My Lords, does my noble friend accept that the great majority of those who have long or medium term in-patient treatment become rapidly institutionalised and cannot be released successfully into any accommodation in the community without rehabilitation for the everyday mechanics of living in society? Are the Government prepared to give assistance to voluntary bodies providing such training?

Baroness Trumpington

My Lords, we already support, for instance, the National Schizophrenia Fellowship. A long time ago I had an opportunity to meet members of that body and appreciate the work that it does. The Government give it £91,000 per annum. I am well aware of the number of projects undertaken by the National Schizophrenia Fellowship.
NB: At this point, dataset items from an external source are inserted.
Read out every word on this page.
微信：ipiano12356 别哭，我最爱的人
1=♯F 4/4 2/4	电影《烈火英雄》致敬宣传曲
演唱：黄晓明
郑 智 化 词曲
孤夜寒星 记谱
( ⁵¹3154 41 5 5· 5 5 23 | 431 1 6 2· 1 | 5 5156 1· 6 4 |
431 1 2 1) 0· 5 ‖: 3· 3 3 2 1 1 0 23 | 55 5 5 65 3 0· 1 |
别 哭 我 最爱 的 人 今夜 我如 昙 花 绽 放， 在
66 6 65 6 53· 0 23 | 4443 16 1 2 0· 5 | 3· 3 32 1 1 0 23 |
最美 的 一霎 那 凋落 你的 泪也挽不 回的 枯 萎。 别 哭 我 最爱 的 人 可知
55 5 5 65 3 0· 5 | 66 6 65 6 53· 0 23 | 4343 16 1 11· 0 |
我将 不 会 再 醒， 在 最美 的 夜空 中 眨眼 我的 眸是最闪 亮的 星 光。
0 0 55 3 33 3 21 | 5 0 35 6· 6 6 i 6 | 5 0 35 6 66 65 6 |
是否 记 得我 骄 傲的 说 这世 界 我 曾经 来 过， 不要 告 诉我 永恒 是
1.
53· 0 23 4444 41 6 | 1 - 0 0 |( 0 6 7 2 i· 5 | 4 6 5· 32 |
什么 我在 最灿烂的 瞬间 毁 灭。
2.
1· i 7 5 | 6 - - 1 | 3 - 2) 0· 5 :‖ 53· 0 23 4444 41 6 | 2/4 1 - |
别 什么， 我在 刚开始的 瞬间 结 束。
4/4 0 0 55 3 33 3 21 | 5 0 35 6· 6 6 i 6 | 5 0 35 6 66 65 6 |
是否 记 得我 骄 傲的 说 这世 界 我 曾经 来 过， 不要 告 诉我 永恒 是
Other organisations also receive support from the Government.

Baroness Seear

My Lords, will the noble Baroness tell the House how many patients can be supported for a year on £91,000?

Baroness Trumpington

My Lords, I cannot do so without a pocket calculator.

Lord Carter

My Lords, is the Minister aware that the Government have consistently refused to implement Section 1 and other sections of the Disabled Persons (Services, Consultation and Representation) Act 1986? Section 1 gives the mentally ill patient the right to authorise a representative or an advocate when he is discharged from hospital. Mentally ill patients having been given such a right, does the Minister agree that its implementation would do a great deal to resolve the problem?

Baroness Trumpington

My Lords, the question goes a little away from the original Question on the Order Paper. However, with a little luck I have managed to find an answer for the noble Lord. Local authorities can ensure that there is access to advocacy schemes. The Government encourage them to do so and have issued guidelines.

Lord Mayhew

My Lords, does not the Minister believe that before a decision is taken on the number of hospitals to be closed, a careful estimate should be made of the number of seriously mentally ill people requiring long-term treatment?

Baroness Trumpington

My Lords, although the number of long-term mental illness beds is falling steadily at an average rate of 2,500 per year, that reduction is offset by a substantial increase in community services. I can say no more except that hospitals will not close unless there is adequate community care for patients.

Lord Skelmersdale

My Lords, my noble friend stated that a grant of £91,000 is given by the Government to the National Schizophrenia Fellowship. Is it not a fact that a great deal more money is given to MIND every year?

Baroness Trumpington

My Lords, that is indeed a fact.

Lord Thurlow

My Lords, has any mental hospital not been closed as a result of evidence that there are insufficient facilities in the community?

Baroness Trumpington

My Lords, no. However, if the noble Lord knows of any such case perhaps he will let me know and the department will be delighted to consider it.